Try this: create a new position called Company CPA – Chief Praise Auditor. The job is easy... to gather info every month to make sure that YOU publicly praise the right people.

Do you have an organizational system? If I followed you around would I see you using it?
It’s not whether you have a good system or the right system; it’s whether you have a system that you USE. If you can’t answer the two questions above lickety split, then your answers are no and no. As a manager, you have to be a poster child for this.
Here's a break: forget about a system. More than a system, organization is also a decision. A method where you spend time every day in service to what you will do tomorrow. So, here’s your system and I promise that it’s the best one ever.
EVERY DAY you spend 15 minutes planning the next day. That’s it. The whole system. Put a recurring appointment in your Outlook EVERY DAY. And keep it. Make this the most important appointment of your day. EVERY DAY.

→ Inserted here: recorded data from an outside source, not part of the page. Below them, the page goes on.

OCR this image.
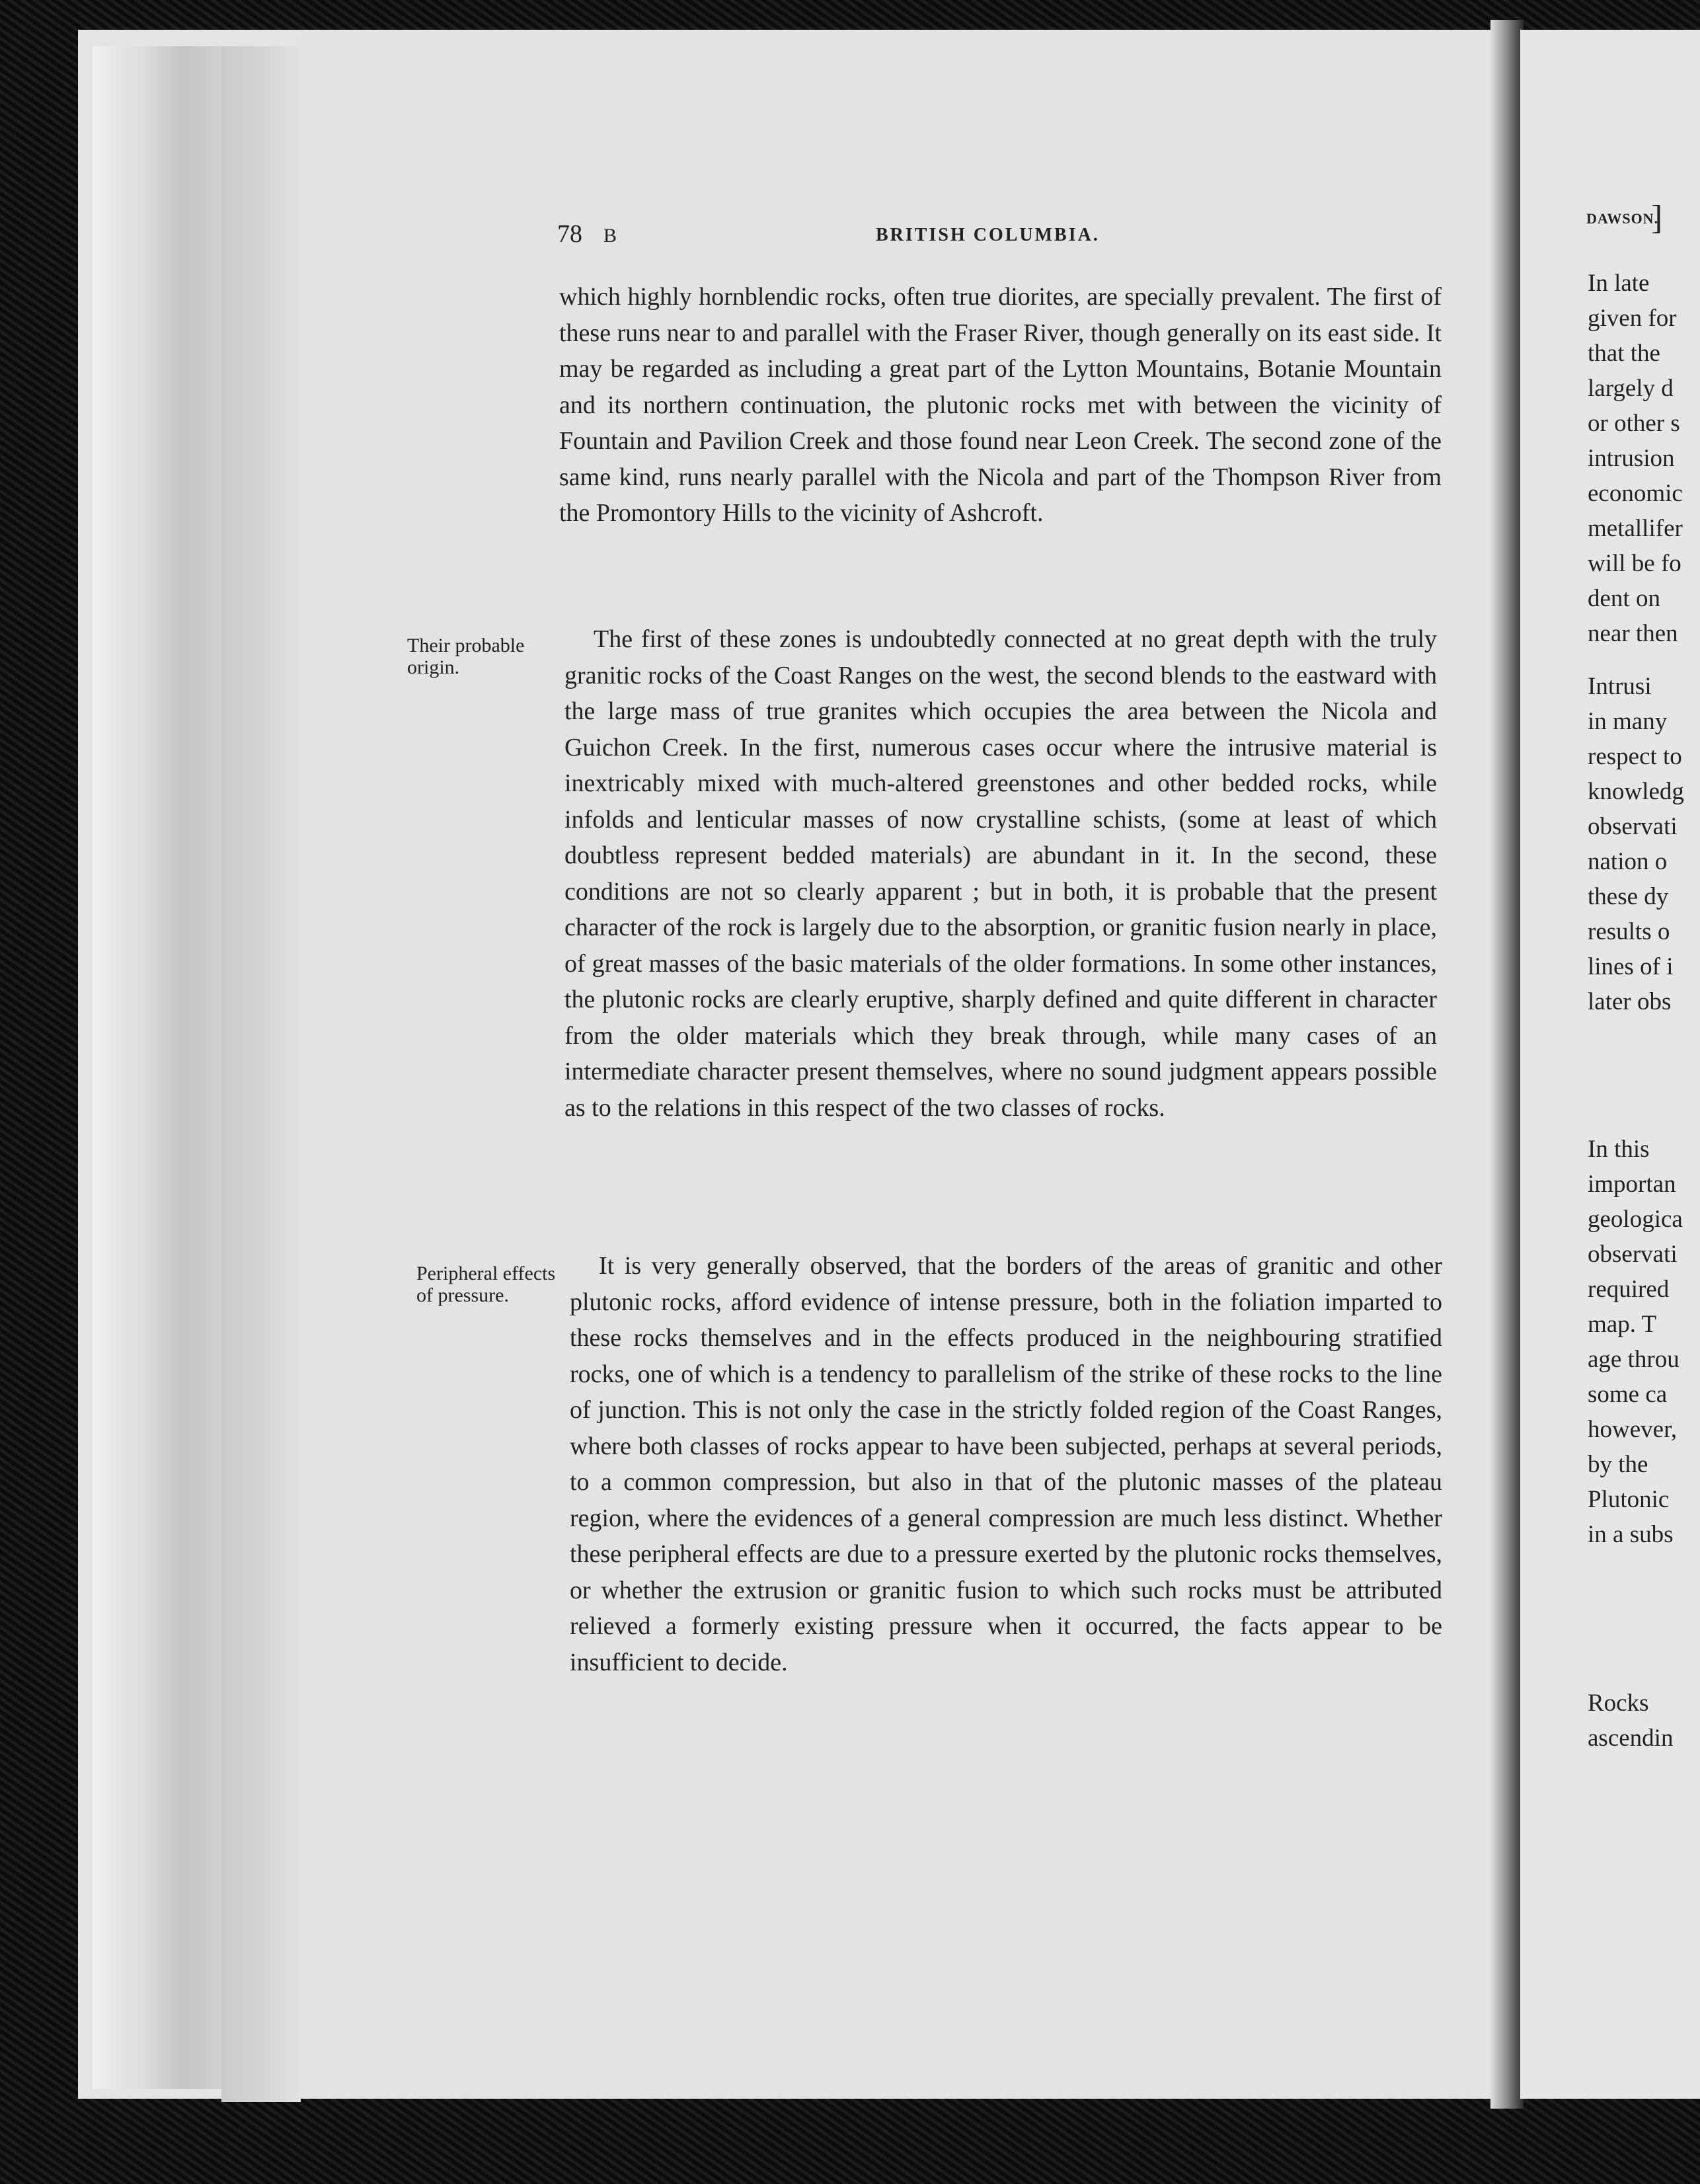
78 B	BRITISH COLUMBIA.
which highly hornblendic rocks, often true diorites, are specially prevalent. The first of these runs near to and parallel with the Fraser River, though generally on its east side. It may be regarded as including a great part of the Lytton Mountains, Botanie Mountain and its northern continuation, the plutonic rocks met with between the vicinity of Fountain and Pavilion Creek and those found near Leon Creek. The second zone of the same kind, runs nearly parallel with the Nicola and part of the Thompson River from the Promontory Hills to the vicinity of Ashcroft.
Their probable origin.
The first of these zones is undoubtedly connected at no great depth with the truly granitic rocks of the Coast Ranges on the west, the second blends to the eastward with the large mass of true granites which occupies the area between the Nicola and Guichon Creek. In the first, numerous cases occur where the intrusive material is inextricably mixed with much-altered greenstones and other bedded rocks, while infolds and lenticular masses of now crystalline schists, (some at least of which doubtless represent bedded materials) are abundant in it. In the second, these conditions are not so clearly apparent ; but in both, it is probable that the present character of the rock is largely due to the absorption, or granitic fusion nearly in place, of great masses of the basic materials of the older formations. In some other instances, the plutonic rocks are clearly eruptive, sharply defined and quite different in character from the older materials which they break through, while many cases of an intermediate character present themselves, where no sound judgment appears possible as to the relations in this respect of the two classes of rocks.
Peripheral effects of pressure.
It is very generally observed, that the borders of the areas of granitic and other plutonic rocks, afford evidence of intense pressure, both in the foliation imparted to these rocks themselves and in the effects produced in the neighbouring stratified rocks, one of which is a tendency to parallelism of the strike of these rocks to the line of junction. This is not only the case in the strictly folded region of the Coast Ranges, where both classes of rocks appear to have been subjected, perhaps at several periods, to a common compression, but also in that of the plutonic masses of the plateau region, where the evidences of a general compression are much less distinct. Whether these peripheral effects are due to a pressure exerted by the plutonic rocks themselves, or whether the extrusion or granitic fusion to which such rocks must be attributed relieved a formerly existing pressure when it occurred, the facts appear to be insufficient to decide.
DAWSON.
]
In late
given for
that the
largely d
or other s
intrusion
economic
metallifer
will be fo
dent on
near then
Intrusi
in many
respect to
knowledg
observati
nation o
these dy
results o
lines of i
later obs
In this
importan
geologica
observati
required
map. T
age throu
some ca
however,
by the
Plutonic
in a subs
Rocks
ascendin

If you have an assistant, ask for help. Or, just like in kindergarten, choose a work buddy and ask the buddy to help you.
Or….ask a friend to email you, set up an auto email reminder, set up the Outlook reminder that pops up so annoyingly, use the alarm on your Blackberry or phone, hire an old-school answering service to call you or ask your mother to leave a message on your voicemail every night which you listen to on your way to work. EVERY DAY.